Excluding the impact of the full facility turnaround and the Linde air separation unit outages, the on-stream factors would have been 100.0% for gasifier, 97.3% for ammonia and 96.2% for UAN for the three months ended September 30, 2015.
Excluding the impact of the full facility turnaround and the Linde air separation unit outages, the on-stream factors would have been 99.8% for gasifier, 97.0% for ammonia and 96.9% for UAN for the nine months ended September 30, 2015. Excluding the impact of the shutdown for installation of the waste heat boiler, pressure swing adsorption unit upgrade and the Linde air separation unit maintenance, the on-stream factors for the nine months ended September 30, 2014 would have been 97.8% for gasifier, 93.0% for ammonia and 93.0% for UAN.

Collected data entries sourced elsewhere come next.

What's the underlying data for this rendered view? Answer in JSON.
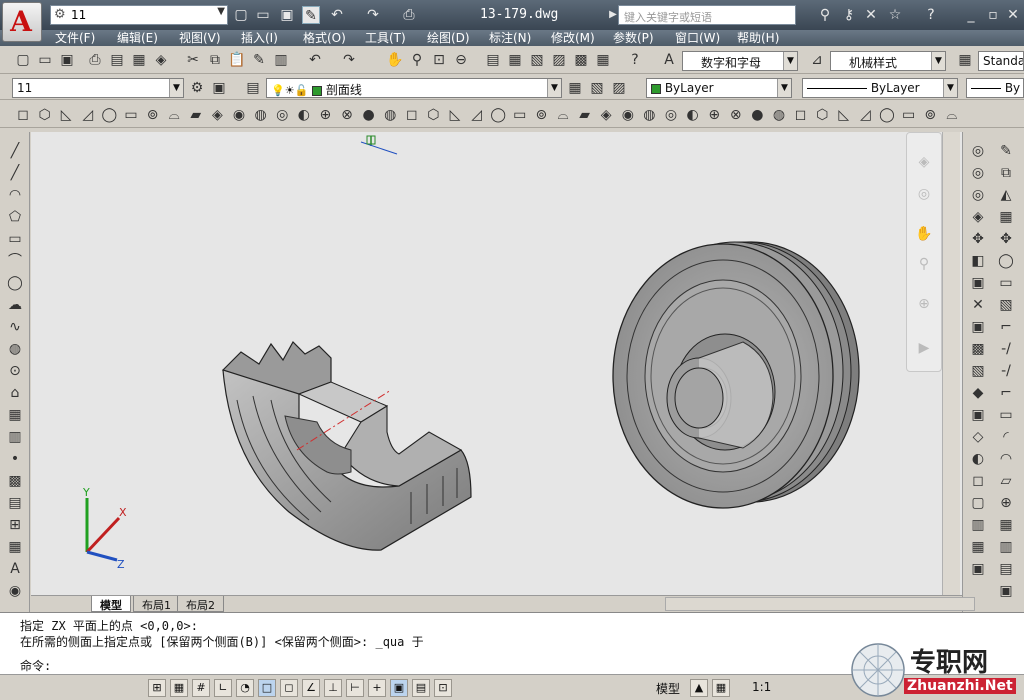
{
  "title_bar": {
    "workspace": "11",
    "filename": "13-179.dwg",
    "search_placeholder": "键入关键字或短语"
  },
  "menu": [
    "文件(F)",
    "编辑(E)",
    "视图(V)",
    "插入(I)",
    "格式(O)",
    "工具(T)",
    "绘图(D)",
    "标注(N)",
    "修改(M)",
    "参数(P)",
    "窗口(W)",
    "帮助(H)"
  ],
  "styles": {
    "text_style": "数字和字母",
    "dim_style": "机械样式",
    "table_style": "Standa"
  },
  "layers": {
    "workspace_combo": "11",
    "layer_name": "剖面线",
    "color": "ByLayer",
    "linetype": "ByLayer",
    "lineweight": "By"
  },
  "tabs": [
    "模型",
    "布局1",
    "布局2"
  ],
  "command_lines": [
    "指定 ZX 平面上的点 <0,0,0>:",
    "在所需的侧面上指定点或 [保留两个侧面(B)] <保留两个侧面>: _qua 于",
    "命令:"
  ],
  "status": {
    "model_label": "模型",
    "scale": "1:1"
  },
  "watermark": {
    "brand": "专职网",
    "url": "Zhuanzhi.Net"
  },
  "colors": {
    "layer_color": "#2e9a2e",
    "axis_x": "#c02020",
    "axis_y": "#20a020",
    "axis_z": "#2050c0"
  }
}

Use of Non-GAAP Financial Measures
To supplement our actual results calculated in accordance with GAAP for the applicable periods, the Partnership also uses the non-GAAP financial measures noted above, which are reconciled to our GAAP based results below. These non-GAAP financial measures should not be considered as an alternative to GAAP results.
EBITDA is defined as net income (loss) before (i) interest (income) expense, (ii) income tax expense and (iii) depreciation and amortization expense.
Adjusted EBITDA is defined as EBITDA further adjusted for the impact of non-cash share-based compensation, and, when applicable, major scheduled turnaround expenses, loss on extinguishment of debt, loss on disposition of assets and expenses associated with the Rentech Nitrogen mergers.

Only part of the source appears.